Board game development is the entire process of creating, developing and producing a board game. It includes game design, product development, funding, marketing and promotion. The process of board game design bears certain similarities to software design.

Key Design Phases
There are many ways to do regarding developing and designing a board game. There is not a single method, but there can be some suggested steps. These steps center more around the design aspect of the process, according to Instructables.com.

Conceptualisation 
Creating a concept for a Board Game can be a challenging step in the design process. This will form a basis of what the game is based upon and will influence future development. Characteristics that are developed include theme (e.g.. sci-fi, fantasy, war, sports, etc.) or a set of game mechanics (e.g. card drafting, deck building, dice combat, set collection, roll and write, etc.). Whatever comes first, the other elements can then be developed. During this period, subsequent elements can feedback to the original concept thereby altering it. Other games can provide elements which can be utilised at this stage.

Determine the Goal of the Game 
Determining the goal of the game is the time consuming part of the design process. This is a period of idea jotting or sketching. Any idea that sparks interest should be written down and considered. Nothing is too minor or major to be considered. This could include character types or names, actions, components, theme, rules, win conditions, complexity and many more. After a long gestation period, there should be a solid understanding of what a player is trying to accomplish and the general path they will take through the journey.

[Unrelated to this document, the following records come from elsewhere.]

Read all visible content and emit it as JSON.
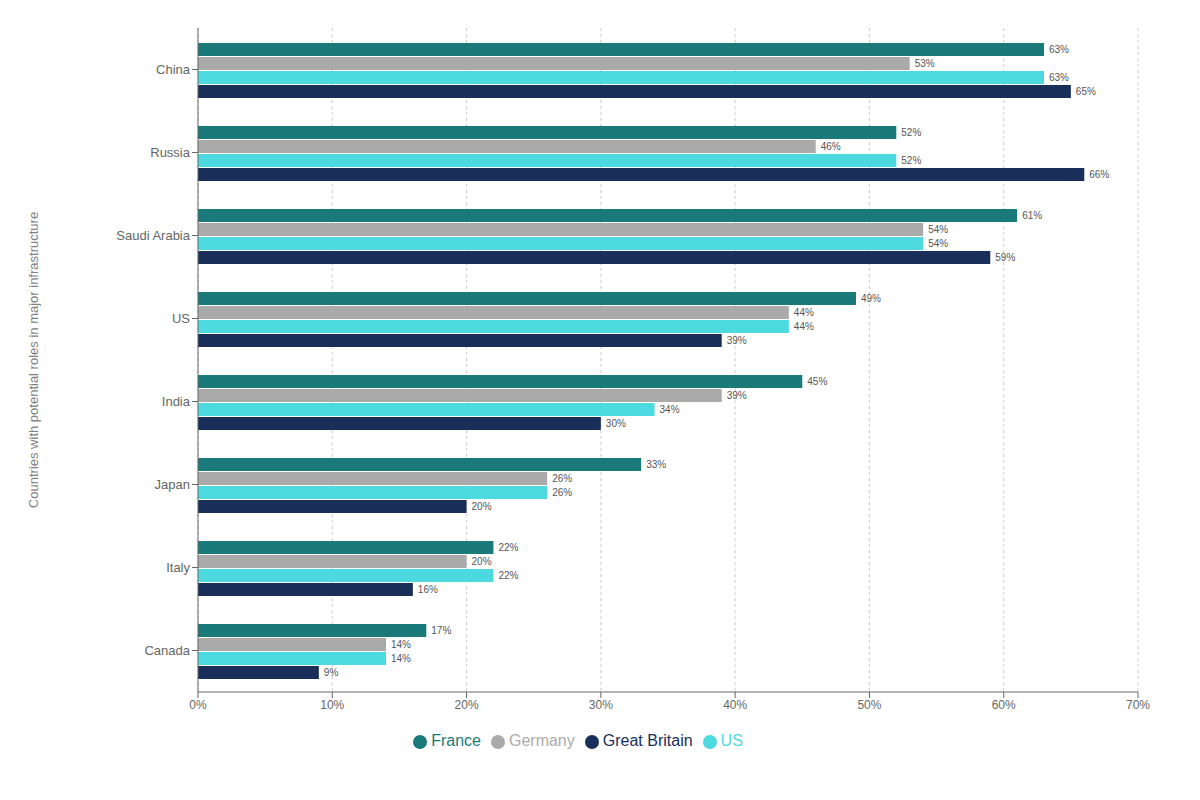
{
  "chart_data": {
    "type": "bar",
    "orientation": "horizontal",
    "ylabel": "Countries with potential roles in major infrastructure",
    "categories": [
      "China",
      "Russia",
      "Saudi Arabia",
      "US",
      "India",
      "Japan",
      "Italy",
      "Canada"
    ],
    "series": [
      {
        "name": "France",
        "color": "#1a7a7a",
        "values": [
          63,
          52,
          61,
          49,
          45,
          33,
          22,
          17
        ],
        "value_labels": [
          "63%",
          "52%",
          "61%",
          "49%",
          "45%",
          "33%",
          "22%",
          "17%"
        ]
      },
      {
        "name": "Germany",
        "color": "#aaaaaa",
        "values": [
          53,
          46,
          54,
          44,
          39,
          26,
          20,
          14
        ],
        "value_labels": [
          "53%",
          "46%",
          "54%",
          "44%",
          "39%",
          "26%",
          "20%",
          "14%"
        ]
      },
      {
        "name": "US",
        "color": "#4dd9e0",
        "values": [
          63,
          52,
          54,
          44,
          34,
          26,
          22,
          14
        ],
        "value_labels": [
          "63%",
          "52%",
          "54%",
          "44%",
          "34%",
          "26%",
          "22%",
          "14%"
        ]
      },
      {
        "name": "Great Britain",
        "color": "#1a2e5a",
        "values": [
          65,
          66,
          59,
          39,
          30,
          20,
          16,
          9
        ],
        "value_labels": [
          "65%",
          "66%",
          "59%",
          "39%",
          "30%",
          "20%",
          "16%",
          "9%"
        ]
      }
    ],
    "xlim": [
      0,
      70
    ],
    "xticks": [
      {
        "value": 0,
        "label": "0%"
      },
      {
        "value": 10,
        "label": "10%"
      },
      {
        "value": 20,
        "label": "20%"
      },
      {
        "value": 30,
        "label": "30%"
      },
      {
        "value": 40,
        "label": "40%"
      },
      {
        "value": 50,
        "label": "50%"
      },
      {
        "value": 60,
        "label": "60%"
      },
      {
        "value": 70,
        "label": "70%"
      }
    ],
    "grid": true,
    "legend": "bottom",
    "data_labels": true
  }
}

This is a good time to start organizing these thoughts, memos and considerations into an outline. A great resource for a game design outline can be found here, on pages 2 through 4. This will help streamline these thoughts into a coherent flow from opening story and background through gameplay to the conclusion and win conditions.

Flesh it out 
Allow time (this can be a long step) to come up with additional mechanics and gameplay. This includes a methodical analysis of the flow, probabilities, balance and mechanics. Track game time, how many times something happens, excitement level to be playing the game, and whatever else is necessary. Record any ideas that come to mind.

Make a prototype 
This is where you make a playable version of your game. It will have all of the mechanics and pieces of your game, but it doesn't have to have perfectly shaped anything or be polished at all - this is just so that you can play test the game. This is a very fluid step where many things can change, even theme. Mechanics, characters, stats or anything can be added as well.

Play testing 
Play testing is means whereby the design can be tested through playing the game. This can be done by a game designer on their own before involving others. Then, the game should be brought in front of others. The components should be simple at this stage. Playing with someone else brings in a new perspective and establishes a lot: initially the game will need to be tweaked and may be broken, but by returning to it will be possible to fix such issues as probability, numbers and other similar things.

Make it look pretty and write rules 
Once you are happy with the final product, it is time to develop the rulebook. Note that if the previous stages in board game development were followed, finalising the rulebook should be straight forward. Now you can enjoy (or try marketing it)!

Manufacturing 
There are at least 80 printers worldwide that specialize in manufacturing board games. Majority of plastic figure production happens in China.

Another set of steps 
Board game development could be broken down into these six steps, according to a different source:

Content analysis
This is a form of brainstorming aimed at creating a list of suitable topics which fit with the theme of the game.

Incubation
This involves subsequent reflection on the list of topics and the addition of new topics.

Chunking
This involves assigning the topics to one of the following gaming elements:
 Pieces
 Patterns
 Paths
 Probabilities
 Prizes
 Principles

Aligning
This involves aligning the content structure with the game structure.

Drafting
This is hands-on experimenting with the physical elements of the game and the development of an explanatory set of rules.

Incubating
This is a second period of reflection allowing the sub-conscious help come up with more ideas.